LSU Vanderbilt Football

LSU quarterback Myles Brennan looks for a receiver in the first half of an NCAA college football game against Vanderbilt Saturday, Oct. 3, 2020, in Nashville, Tenn. (AP Photo/Mark Humphrey)

Myles Brennan’s improvement became obvious late in the third quarter Saturday night against Vanderbilt. LSU ran a flea flicker, and as Brennan grabbed the toss back to him, he subtly moved to his right, extending the play a split second.

Brennan unfurled a 29-yard arc as a defender sprinted toward him. He took a hit the moment he released the pass, but the ball landed in the arms of wide receiver Jontre Kirklin along the back line of the end zone.

Brennan made similar plays throughout LSU’s 41-7 win inside Vanderbilt Stadium. He released decisive throws and climbed in the pocket, clearly improving the two areas coach Ed Orgeron wanted Brennan to work on after LSU’s season-opening loss to Mississippi State.

“I thought Myles made some excellent plays,” Orgeron said. “He missed some plays, but he did very well.”

Debate had swirled around Brennan throughout the week before No. 20 LSU played Vanderbilt. Brennan broke LSU records for completions (27), attempts (46) and yards passing (345) by a first-time starter in his debut, but he sprinted outside the pocket when he faced heavy pressure and second-guessed decisions when defenders dropped into short throwing lanes. He struggled to spark LSU’s offense in the upset loss.

After the game, Orgeron said Brennan needed to make quicker decisions and improve his pocket presence. He wanted Brennan to climb through pressure like Saints quarterback Drew Brees.

Brennan returned to LSU’s facility last Monday determined to improve, teammates said. He drilled daily with offensive analyst Russ Callaway on stepping up in the pocket, feeling the rush and delivering a catchable pass. His development was evident against Vanderbilt.
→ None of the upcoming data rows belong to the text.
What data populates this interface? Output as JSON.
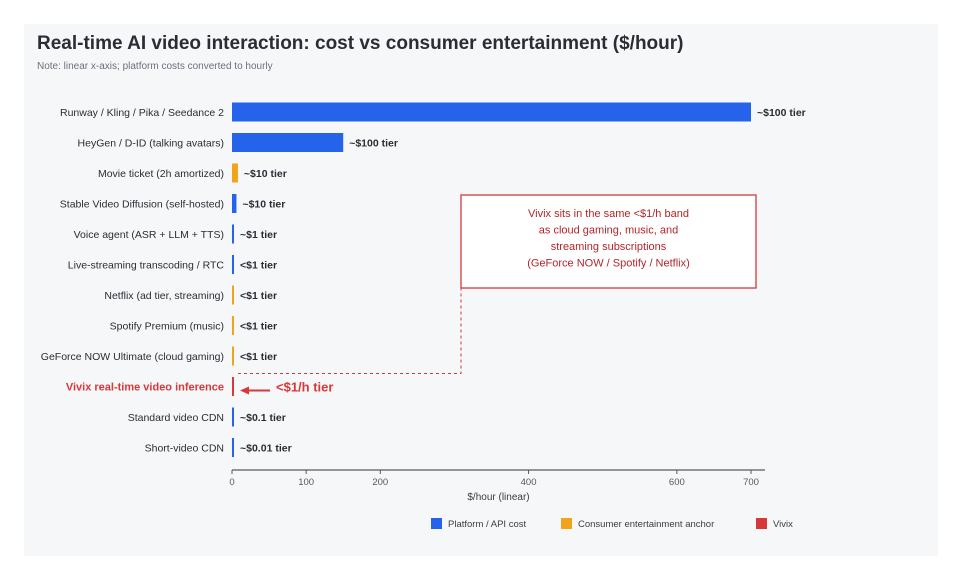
{
  "title": "Real-time AI video interaction: cost vs consumer entertainment ($/hour)",
  "subtitle": "Note: linear x-axis; platform costs converted to hourly",
  "colors": {
    "platform": "#2563eb",
    "consumer": "#f0a31b",
    "vivix": "#d73838",
    "axis": "#55595f",
    "text": "#2a2d34"
  },
  "annotation": {
    "text_lines": [
      "Vivix sits in the same <$1/h band",
      "as cloud gaming, music, and",
      "streaming subscriptions",
      "(GeForce NOW / Spotify / Netflix)"
    ],
    "arrow_label": "<$1/h tier"
  },
  "chart_data": {
    "type": "bar",
    "orientation": "horizontal",
    "xlabel": "$/hour (linear)",
    "xlim": [
      0,
      720
    ],
    "xticks": [
      0,
      100,
      200,
      400,
      600,
      700
    ],
    "grid": false,
    "legend_position": "bottom",
    "legend": [
      {
        "label": "Platform / API cost",
        "group": "platform"
      },
      {
        "label": "Consumer entertainment anchor",
        "group": "consumer"
      },
      {
        "label": "Vivix",
        "group": "vivix"
      }
    ],
    "bars": [
      {
        "category": "Runway / Kling / Pika / Seedance 2",
        "value": 700,
        "group": "platform",
        "label": "~$100 tier"
      },
      {
        "category": "HeyGen / D-ID (talking avatars)",
        "value": 150,
        "group": "platform",
        "label": "~$100 tier"
      },
      {
        "category": "Movie ticket (2h amortized)",
        "value": 8,
        "group": "consumer",
        "label": "~$10 tier"
      },
      {
        "category": "Stable Video Diffusion (self-hosted)",
        "value": 6,
        "group": "platform",
        "label": "~$10 tier"
      },
      {
        "category": "Voice agent (ASR + LLM + TTS)",
        "value": 2,
        "group": "platform",
        "label": "~$1 tier"
      },
      {
        "category": "Live-streaming transcoding / RTC",
        "value": 1,
        "group": "platform",
        "label": "<$1 tier"
      },
      {
        "category": "Netflix (ad tier, streaming)",
        "value": 1,
        "group": "consumer",
        "label": "<$1 tier"
      },
      {
        "category": "Spotify Premium (music)",
        "value": 1,
        "group": "consumer",
        "label": "<$1 tier"
      },
      {
        "category": "GeForce NOW Ultimate (cloud gaming)",
        "value": 1,
        "group": "consumer",
        "label": "<$1 tier"
      },
      {
        "category": "Vivix real-time video inference",
        "value": 0.8,
        "group": "vivix",
        "label": ""
      },
      {
        "category": "Standard video CDN",
        "value": 0.5,
        "group": "platform",
        "label": "~$0.1 tier"
      },
      {
        "category": "Short-video CDN",
        "value": 0.3,
        "group": "platform",
        "label": "~$0.01 tier"
      }
    ]
  }
}
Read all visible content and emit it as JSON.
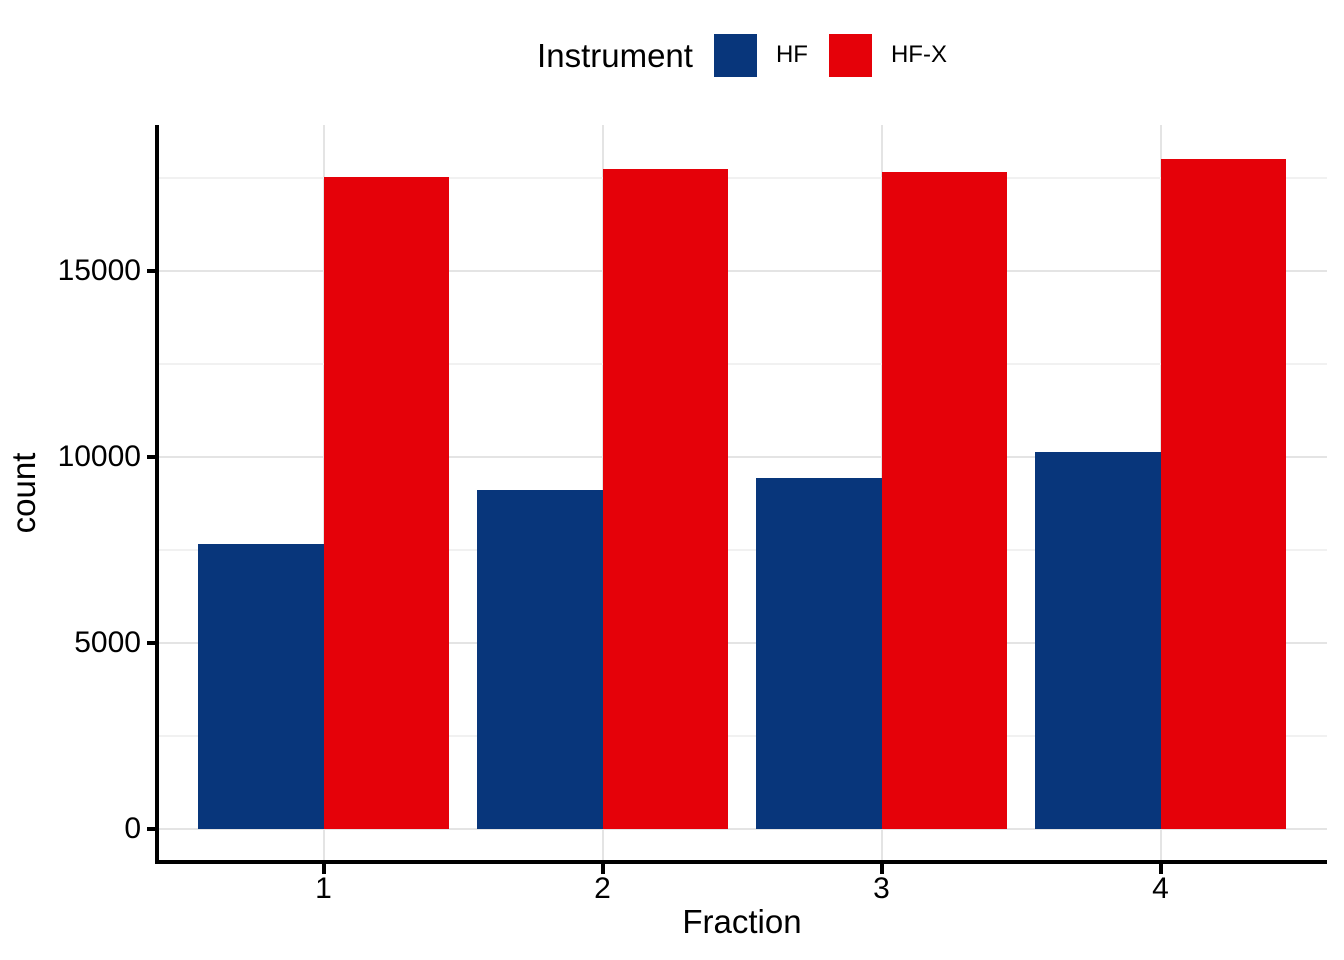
{
  "chart_data": {
    "type": "bar",
    "title": "",
    "legend_title": "Instrument",
    "legend_position": "top-center",
    "xlabel": "Fraction",
    "ylabel": "count",
    "bar_grouping": "dodge",
    "categories": [
      "1",
      "2",
      "3",
      "4"
    ],
    "series": [
      {
        "name": "HF",
        "color": "#08367B",
        "values": [
          7660,
          9100,
          9430,
          10140
        ]
      },
      {
        "name": "HF-X",
        "color": "#E50109",
        "values": [
          17520,
          17740,
          17670,
          18010
        ]
      }
    ],
    "ylim": [
      0,
      18900
    ],
    "yticks_major": [
      {
        "value": 0,
        "label": "0"
      },
      {
        "value": 5000,
        "label": "5000"
      },
      {
        "value": 10000,
        "label": "10000"
      },
      {
        "value": 15000,
        "label": "15000"
      }
    ],
    "yticks_minor": [
      2500,
      7500,
      12500,
      17500
    ],
    "grid": {
      "major_color": "#E4E4E4",
      "minor_color": "#F1F1F1",
      "vertical_major": true
    },
    "colors": {
      "background": "#FFFFFF",
      "axis": "#000000",
      "text": "#000000"
    }
  }
}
Brennan stepped into his throws Saturday night, completing 23 of 37 passes for 337 yards and four touchdowns, a stat line that might have looked more impressive if not for several dropped passes.

Brennan didn’t play a perfect game. In the second quarter, he sailed a pass behind his intended target. Vanderbilt picked off the throw, setting up the Commodores’ only touchdown. Brennan also missed a few throws, including one to Kirklin in the end zone early in the third quarter. LSU settled for a field goal on the drive.

“Obviously, that interception was not a good decision,” Orgeron said. “There was two or three times he could’ve made better decisions, but he threw some good balls.”

Brennan responded on LSU’s next possession after the interception. With LSU on its own 49-yard line, Brennan faked a handoff to running back John Emery. He dropped three steps as the play developed.

Vanderbilt created pressure on Brennan’s blind side. An outside linebacker sprinted around Emery, but as he reached Brenan’s feet, the quarterback stepped into a throw, whipping a pass 22 yards downfield. The ball smacked into the hands of wide receiver Terrace Marshall Jr., who ran past four defenders for a 51-yard score.

“Myles delivered,” Orgeron said.

Despite the handful of mistakes, Brennan’s improvement, combined with an effective running game, kept LSU’s offense on track throughout. He completed passes to 11 receivers. He stepped up in the pocket instead of scrambling to his right. He delivered sharp passes over the middle of the field. He was patient.

“It wasn’t perfect by any means,” Brennan said. “We’re going to continue to get better. But I definitely saw improvement.”